How do you check if a die is fair using the posterior probability density function?

Question

How do you check if a die is fair using the posterior probability density function?

223 Views Asked by Bumbble Comm At 04 Apr 2026 - 11:56

I want to understand how to check if one die is fair using the posterior probability density function, similarly to how a coin is checked in this manner here.

To do this, I am assuming that the die has a multinomial distribution, giving the probability density function as: $$P=\frac{n!}{(n_1!)(n_2!)\cdots(n_x!)}p_1^{n_1}p_2^{n_2}\cdots p_x^{n_x}$$ where $n$ is the number of events, $n_x$ is the number of outcomes of event $x$ and $p_x$ is the probability of event $x$ happening.
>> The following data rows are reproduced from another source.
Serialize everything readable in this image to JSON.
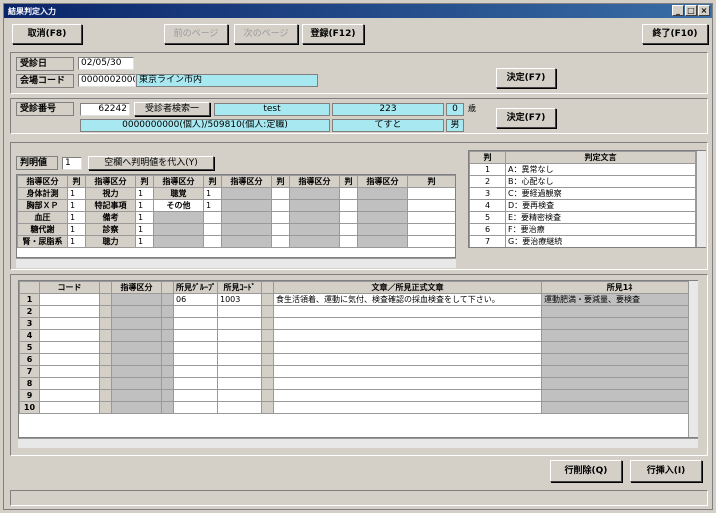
{
  "window": {
    "title": "結果判定入力"
  },
  "toolbar": {
    "cancel": "取消(F8)",
    "disabled1": "前のページ",
    "disabled2": "次のページ",
    "register": "登録(F12)",
    "exit": "終了(F10)"
  },
  "header": {
    "date_label": "受診日",
    "date_value": "02/05/30",
    "org_label": "会場コード",
    "org_code": "0000002000",
    "org_name": "東京ライン市内",
    "decide1": "決定(F7)",
    "exam_label": "受診番号",
    "exam_no": "62242",
    "exam_btn": "受診者検索一",
    "c1": "test",
    "c2": "223",
    "c3": "0",
    "c3_suffix": "歳",
    "c4": "0000000000(個人)/509810(個人:定職)",
    "c5": "てすと",
    "c6": "男",
    "decide2": "決定(F7)"
  },
  "judge": {
    "label": "判明値",
    "value": "1",
    "apply_btn": "空欄へ判明値を代入(Y)",
    "headers": [
      "指導区分",
      "判",
      "指導区分",
      "判",
      "指導区分",
      "判",
      "指導区分",
      "判",
      "指導区分",
      "判",
      "指導区分",
      "判"
    ],
    "rows": [
      [
        "身体計測",
        "1",
        "視力",
        "1",
        "聴覚",
        "1"
      ],
      [
        "胸部ＸＰ",
        "1",
        "特記事項",
        "1",
        "その他",
        "1"
      ],
      [
        "血圧",
        "1",
        "備考",
        "1",
        "",
        ""
      ],
      [
        "糖代謝",
        "1",
        "診察",
        "1",
        "",
        ""
      ],
      [
        "腎・尿脂系",
        "1",
        "聴力",
        "1",
        "",
        ""
      ]
    ]
  },
  "criteria": {
    "headers": [
      "判",
      "判定文言"
    ],
    "rows": [
      [
        "1",
        "A：異常なし"
      ],
      [
        "2",
        "B：心配なし"
      ],
      [
        "3",
        "C：要経過観察"
      ],
      [
        "4",
        "D：要再検査"
      ],
      [
        "5",
        "E：要精密検査"
      ],
      [
        "6",
        "F：要治療"
      ],
      [
        "7",
        "G：要治療継続"
      ]
    ]
  },
  "main": {
    "headers": [
      "コード",
      "指導区分",
      "所見ｸﾞﾙｰﾌﾟ",
      "所見ｺｰﾄﾞ",
      "文章／所見正式文章",
      "所見1ﾈ"
    ],
    "rows": [
      [
        "1",
        "",
        "",
        "06",
        "1003",
        "食生活領着、運動に気付、検査確認の採血検査をして下さい。",
        "運動肥満・要減量、要検査"
      ],
      [
        "2",
        "",
        "",
        "",
        "",
        "",
        ""
      ],
      [
        "3",
        "",
        "",
        "",
        "",
        "",
        ""
      ],
      [
        "4",
        "",
        "",
        "",
        "",
        "",
        ""
      ],
      [
        "5",
        "",
        "",
        "",
        "",
        "",
        ""
      ],
      [
        "6",
        "",
        "",
        "",
        "",
        "",
        ""
      ],
      [
        "7",
        "",
        "",
        "",
        "",
        "",
        ""
      ],
      [
        "8",
        "",
        "",
        "",
        "",
        "",
        ""
      ],
      [
        "9",
        "",
        "",
        "",
        "",
        "",
        ""
      ],
      [
        "10",
        "",
        "",
        "",
        "",
        "",
        ""
      ]
    ]
  },
  "footer": {
    "row_delete": "行削除(Q)",
    "row_insert": "行挿入(I)"
  }
}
For the sake of the example, let's assume that we have a 3-sided die with letters $A$, $B$ and $C$ respectively on each face and we want to check whether it is fair. Let's say that we have thrown the die 9 times and the outcomes were the following:

Face   Count
A      2
B      4
C      3

Now, following this Wikipedia article we would need to create something along the lines of: $$f(a\mid A=2,B=4,C=3)=\frac{9!}{(2!)(4!)(3!)}a^2b^4c^3$$ where $a$, $b$ and $c$ are the probabilities of the faces $A$, $B$ and $C$ showing up respectively. When there are only two cases, this can be solved since the parameters $b$ and $c$ would be represented by $(1-a)$. However, in this case I am stuck and do not know how to proceed.

Original Q&A

There are 1 best solutions below

**Bumbble Comm** · Accepted Answer

Setup:

We have a die with $S$ sides.
The probability of each side showing after rolling the die is $p_s$ for $s=1,2,\ldots,S$ with $\sum_{s=1}^S p_s = 1$.
We rolled the die and observed each side $n_s$ times for a total of $\sum_{s=1}^S n_s$ die rolls.

We want to estimate the probability that the die is fair. To do this, we need to define what "fair" means. Practically, it doesn't work to require $p_s=1/S$ for all $s$ since the probability of each face having a probability of precisely $1/S$ of showing up (so, with infinite precision) is 0.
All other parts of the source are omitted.